Strangely, the Madhavendra Bhawan Palace which has been quoted as being “rigid in its geometric symmetries and heavyset countenance” has been chosen as a backdrop for exhibiting modern sculpture.  For an answer to this choice we must turn to Park Curator Peter Nagy,  Director of Nature Morte Art Ltd, who is known for his unusual and often ingenious art projects. Nagy says the idea struck him during his days in Jaipur during the Jaipur Virasat Festival. “The idea of placing contemporary art into this traditional yet somehow strangely proto-modernist structure had simmered on a back-burner in my mind, ever since. Cut to 2015, and my flighty fantasy found sympathetic reception with the-powers-that-be.”

Now transformed into an art gallery and India’s first contemporary sculpture park, the palace now exhibits a range of top Indian and international contemporary artists, both in and outdoors — with artworks all made of hardy material such as bronze, stone and wood. The pieces have been carefully and sensitively installed to ensure that no damage is made to any surface of the heritage palace. Curated by Peter Nagy, a group of known artists have put together an interesting exhibition combining sculpture practices of today. The varied subjects and styles have found a place here, created by sculptors from India as well known international names. 

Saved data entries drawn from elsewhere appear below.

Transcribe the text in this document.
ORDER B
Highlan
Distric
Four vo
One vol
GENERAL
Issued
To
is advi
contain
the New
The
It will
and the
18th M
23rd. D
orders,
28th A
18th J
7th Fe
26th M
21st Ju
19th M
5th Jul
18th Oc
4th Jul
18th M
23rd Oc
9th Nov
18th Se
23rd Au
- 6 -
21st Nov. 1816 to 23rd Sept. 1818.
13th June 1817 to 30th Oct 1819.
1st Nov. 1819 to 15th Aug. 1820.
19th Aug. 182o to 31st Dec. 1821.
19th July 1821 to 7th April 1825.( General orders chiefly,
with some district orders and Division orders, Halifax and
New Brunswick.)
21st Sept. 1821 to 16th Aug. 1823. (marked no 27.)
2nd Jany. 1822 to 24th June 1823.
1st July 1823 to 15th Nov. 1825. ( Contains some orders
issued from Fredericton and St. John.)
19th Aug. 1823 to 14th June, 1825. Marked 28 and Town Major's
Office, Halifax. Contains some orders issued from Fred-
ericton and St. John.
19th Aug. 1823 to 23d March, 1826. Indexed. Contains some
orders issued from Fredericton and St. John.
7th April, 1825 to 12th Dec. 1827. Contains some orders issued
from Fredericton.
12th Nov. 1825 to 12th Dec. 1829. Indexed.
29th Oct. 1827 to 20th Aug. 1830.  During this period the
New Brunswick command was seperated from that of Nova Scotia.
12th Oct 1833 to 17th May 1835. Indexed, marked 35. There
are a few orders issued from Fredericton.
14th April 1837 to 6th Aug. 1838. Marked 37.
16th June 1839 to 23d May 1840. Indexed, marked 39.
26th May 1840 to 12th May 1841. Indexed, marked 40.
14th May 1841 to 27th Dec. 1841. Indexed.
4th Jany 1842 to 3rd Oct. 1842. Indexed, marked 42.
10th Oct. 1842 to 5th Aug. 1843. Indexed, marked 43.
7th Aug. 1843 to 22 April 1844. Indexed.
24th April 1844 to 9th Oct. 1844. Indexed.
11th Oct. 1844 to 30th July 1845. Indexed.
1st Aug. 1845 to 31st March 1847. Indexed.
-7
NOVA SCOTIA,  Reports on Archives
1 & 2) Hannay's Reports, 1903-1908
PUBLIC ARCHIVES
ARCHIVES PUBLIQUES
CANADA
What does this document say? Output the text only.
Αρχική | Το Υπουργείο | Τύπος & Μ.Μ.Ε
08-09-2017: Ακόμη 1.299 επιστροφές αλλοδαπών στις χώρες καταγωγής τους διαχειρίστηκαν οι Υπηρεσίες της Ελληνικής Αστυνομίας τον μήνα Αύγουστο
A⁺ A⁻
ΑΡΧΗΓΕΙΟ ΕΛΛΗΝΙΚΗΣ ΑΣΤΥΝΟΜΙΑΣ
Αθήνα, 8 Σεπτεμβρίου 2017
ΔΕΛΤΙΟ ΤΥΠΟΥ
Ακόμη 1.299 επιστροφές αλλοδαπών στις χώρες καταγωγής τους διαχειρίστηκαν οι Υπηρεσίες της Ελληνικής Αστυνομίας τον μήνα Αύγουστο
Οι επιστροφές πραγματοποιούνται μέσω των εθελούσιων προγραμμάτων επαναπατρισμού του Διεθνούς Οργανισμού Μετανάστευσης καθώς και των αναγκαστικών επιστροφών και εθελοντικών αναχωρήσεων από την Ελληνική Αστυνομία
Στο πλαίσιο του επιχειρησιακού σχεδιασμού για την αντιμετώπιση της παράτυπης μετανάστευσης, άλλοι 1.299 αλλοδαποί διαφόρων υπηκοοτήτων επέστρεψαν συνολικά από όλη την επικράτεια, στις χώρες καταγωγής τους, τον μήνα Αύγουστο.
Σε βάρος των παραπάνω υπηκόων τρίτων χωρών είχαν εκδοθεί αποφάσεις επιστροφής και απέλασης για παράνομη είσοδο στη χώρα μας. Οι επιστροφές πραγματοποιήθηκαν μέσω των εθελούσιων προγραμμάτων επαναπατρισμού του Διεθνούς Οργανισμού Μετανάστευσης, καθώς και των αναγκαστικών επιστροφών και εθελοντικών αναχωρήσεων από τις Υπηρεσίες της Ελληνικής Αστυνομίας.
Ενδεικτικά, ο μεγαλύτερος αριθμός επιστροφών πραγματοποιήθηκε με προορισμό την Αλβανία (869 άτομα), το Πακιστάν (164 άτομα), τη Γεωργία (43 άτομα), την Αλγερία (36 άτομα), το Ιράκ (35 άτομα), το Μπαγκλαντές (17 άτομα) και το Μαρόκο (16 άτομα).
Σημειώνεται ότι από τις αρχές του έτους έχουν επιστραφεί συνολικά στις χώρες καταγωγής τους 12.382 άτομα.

The park’s first exhibition includes artworks by 15 Indian and 9 international artists. Among the more interesting pieces are Benitha Percival’s poignant installation of three figures titled Let Them Have Their Land, L N Tallur’s Intolerance, Subodh Gupta’s Stove and a bust of Gandhiji on one of Thukral & Tagra’s special tables, titled Memorial. Other artists participating in the exhibition are  Mrinalini Mukherjee, Jitish Kallat, Bharti Kher, Arman, Huma Bhabha, Anita Dube, Vibha Galhotra,  Vikram Goyal,  Reena Saini Kallat,  Manish Nai, Gyan Panchal, Prashant Pandey, Ravinder Reddy, James Brown , Stephen Cox, Evan Holloway, Matthew Day Jackson, Hans Josephsohn and Asim Waqif.

At the opening ceremony, there were a number of important messages from those involved.

To begin with Vasundhara Raje, the Chief Minister of Rajasthan said,  “For many years now, people have been coming to this beautiful palace—they come, they look and go away, but to keep this space living, it is important to merge it with today and if people are able to get to the works, where their imagination can be captured, where things can take off, where things can happen within these beautiful walls, I think it’s a privilege for someone like me to allow it to happen. For Jaipur, it is a great privilege to be able to see these international artists. I would like to thank Peter Nagy, Aparajita Jain, Shreyasi Goenka, the wonderful artists that are displaying here and everyone involved in making the Sculpture Park a reality.”

Peter Nagy went on to say, “For most of my career as a gallerist and curator, I have been trying to break away from the white-box exhibition space. With this project, I am able to indulge my passions for art, architecture and decor into a marvellous synthesis of the past and the present.”

 Aparajita Jain, Founder & Director of Saat Saath Arts said, “Our initiative aims to promote India’s growing interest in contemporary art and culture whilst also embracing its important heritage. The Sculpture Park at Madhavendra Palace is a true amalgamation of the best of India’s past and present, made possible through a unique collaboration between the public and private sector.”

Shreyasi Goenka, Co-Director Saat Saath Arts added, “The Sculpture Park at Madhavendra Palace, Nahargarh Fort, Jaipur will be the first of its kind where an Indian state has collaborated with a non-profit organisation to support contemporary art. We are thankful to the Government of Rajasthan for this alliance and are certain that it will set a great example on how imperative public-private partnerships are in the promotion of public art.

Visitors to Jaipur, will now have to add one more must-see tick on their list.